CINEMA – « Dope » de Rick Famuwiya : comédie sympa et plus si affinités ?

SORTIE – Claire Diao, journaliste spécialisée en cinéma afro et urbain nous parle de « Dope » de Rick Famuwiya, sorti le 4 novembre dans les salles françaises. Plus qu’un hommage au hip-hop des années 90, ce film réussit à aborder des thèmes graves avec légèreté mais n’évite pas quelques clichés.

 Dope est-il un film vraiment original ? 

Les personnages principaux de cette comédie à portée politique, Malcolm, Diggy et Jib – respectivement joués par Shameik Moore, Kiersey Clemons et Tony Revolori – sont des geeks et sortent un peu de l’ordinaire. Le film est plutôt malin et très contemporain dans sa mise en scène ; il joue bien sur les codes actuels du net en introduisant le maniement des réseaux sociaux, le deep web, les bitcoins. Un peu comme Dear White People, en moins caustique, il arrive à atteindre son but, c’est-à-dire nous faire rire sur des sujets compliqués. C’est nécessaire. Le film a été produit par Forest Whitaker et Nina Yang Bongiovi, aux manettes de Fruitvale Station, que j’ai préféré pour son mode de narration.
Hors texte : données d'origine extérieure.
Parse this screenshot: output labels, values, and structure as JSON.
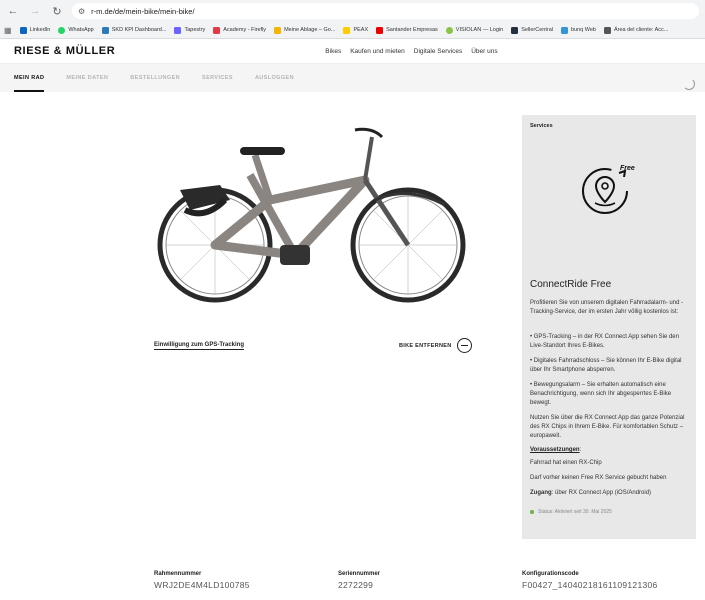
{
  "browser": {
    "url": "r-m.de/de/mein-bike/mein-bike/",
    "bookmarks": [
      {
        "label": "LinkedIn",
        "color": "#0a66c2"
      },
      {
        "label": "WhatsApp",
        "color": "#25d366"
      },
      {
        "label": "SKD KPI Dashboard...",
        "color": "#2b7bb9"
      },
      {
        "label": "Tapestry",
        "color": "#6c63ff"
      },
      {
        "label": "Academy - Firefly",
        "color": "#e63946"
      },
      {
        "label": "Meine Ablage – Go...",
        "color": "#f4b400"
      },
      {
        "label": "PEAX",
        "color": "#ffcc00"
      },
      {
        "label": "Santander Empresas",
        "color": "#ec0000"
      },
      {
        "label": "VISIOLAN — Login",
        "color": "#8bc34a"
      },
      {
        "label": "SellerCentral",
        "color": "#232f3e"
      },
      {
        "label": "bunq Web",
        "color": "#3394d7"
      },
      {
        "label": "Área del cliente: Acc...",
        "color": "#555555"
      }
    ]
  },
  "header": {
    "logo": "RIESE & MÜLLER",
    "nav": [
      "Bikes",
      "Kaufen und mieten",
      "Digitale Services",
      "Über uns"
    ]
  },
  "subnav": [
    "MEIN RAD",
    "MEINE DATEN",
    "BESTELLUNGEN",
    "SERVICES",
    "AUSLOGGEN"
  ],
  "bike": {
    "gps_link": "Einwilligung zum GPS-Tracking",
    "remove_label": "BIKE ENTFERNEN"
  },
  "services": {
    "heading": "Services",
    "icon_badge": "Free",
    "title": "ConnectRide Free",
    "intro": "Profitieren Sie von unserem digitalen Fahrradalarm- und -Tracking-Service, der im ersten Jahr völlig kostenlos ist:",
    "bullets": [
      "• GPS-Tracking – in der RX Connect App sehen Sie den Live-Standort Ihres E-Bikes.",
      "• Digitales Fahrradschloss – Sie können Ihr E-Bike digital über Ihr Smartphone absperren.",
      "• Bewegungsalarm – Sie erhalten automatisch eine Benachrichtigung, wenn sich Ihr abgesperrtes E-Bike bewegt."
    ],
    "outro": "Nutzen Sie über die RX Connect App das ganze Potenzial des RX Chips in Ihrem E-Bike. Für komfortablen Schutz – europaweit.",
    "req_heading": "Voraussetzungen",
    "req_heading_suffix": ":",
    "requirements": [
      "Fahrrad hat einen RX-Chip",
      "Darf vorher keinen Free RX Service gebucht haben"
    ],
    "access_label": "Zugang",
    "access_text": ": über RX Connect App (iOS/Android)",
    "status": "Status: Aktiviert seit 30. Mai 2025"
  },
  "info": {
    "frame_label": "Rahmennummer",
    "frame_value": "WRJ2DE4M4LD100785",
    "serial_label": "Seriennummer",
    "serial_value": "2272299",
    "config_label": "Konfigurationscode",
    "config_value": "F00427_14040218161109121306"
  }
}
Que pensez-vous des personnages féminins ?

Ils sont hélas relativement cliché. Lily, la soeur du dealer, jouée par le mannequin Chanel Iman, et Nakia, la copine du chef de gang, qu’interprète Zoë Kravitz, incarnent toutes deux le stéréotype de la jolie fille métisse qui fait fantasmer.

Chanel Iman dans
Chanel Iman dans « Dope » © 2015 Sony Pictures Releasing GmbH
Zoë Kravitz dans
Zoë Kravitz dans « Dope » © 2015 Sony Pictures Releasing GmbH

 Le personnage féminin le plus intéressant, c’est Diggy, la copine lesbienne des deux héros principaux.

Diggy (Kiersey Clemons) en jaune © Rachel Morrison
Diggy (Kiersey Clemons) en jaune © Rachel Morrison

Ce personnage joué par Kiersey Clemons, qui a aussi le teint clair, est affirmé et a droit à des scènes très drôles. Notamment celle où sa famille veut la faire exorciser à cause de sa sexualité et qu’elle en profite quand même pour reluquer des filles.

Que dit-il de la société américaine ? 

Dope est un film post-Ferguson. Dans la dernière scène du film, au terme de ses nombreuses péripéties, on voit Malcolm face caméra qui interpelle le spectateur en disant : « Pourquoi je veux aller à Harvard ? Si j’étais blanc, vous m’auriez posé cette question ? » A chaque projection où j’étais présente, cette dernière réplique a fait réagir le public, même si ce discours ne nous fait pas sortir du clivage noir/ blanc. Dope aborde les mêmes thèmes que Menace II Society vingt ans après : il s’agit dans les deux films d’évoquer l’émancipation de jeunes dans un quartier de Los Angeles, avec des gangs, des dealers. Sauf que dans  Dope, les héros geeks sont eux-mêmes regardés de travers par la communauté noire, mais assument leur différence dans un univers hostile. Si les deux films abordent le même sujet à vingt ans d’intervalle, c’est peut-être que rien n’a changé, que la société n’a pas évolué.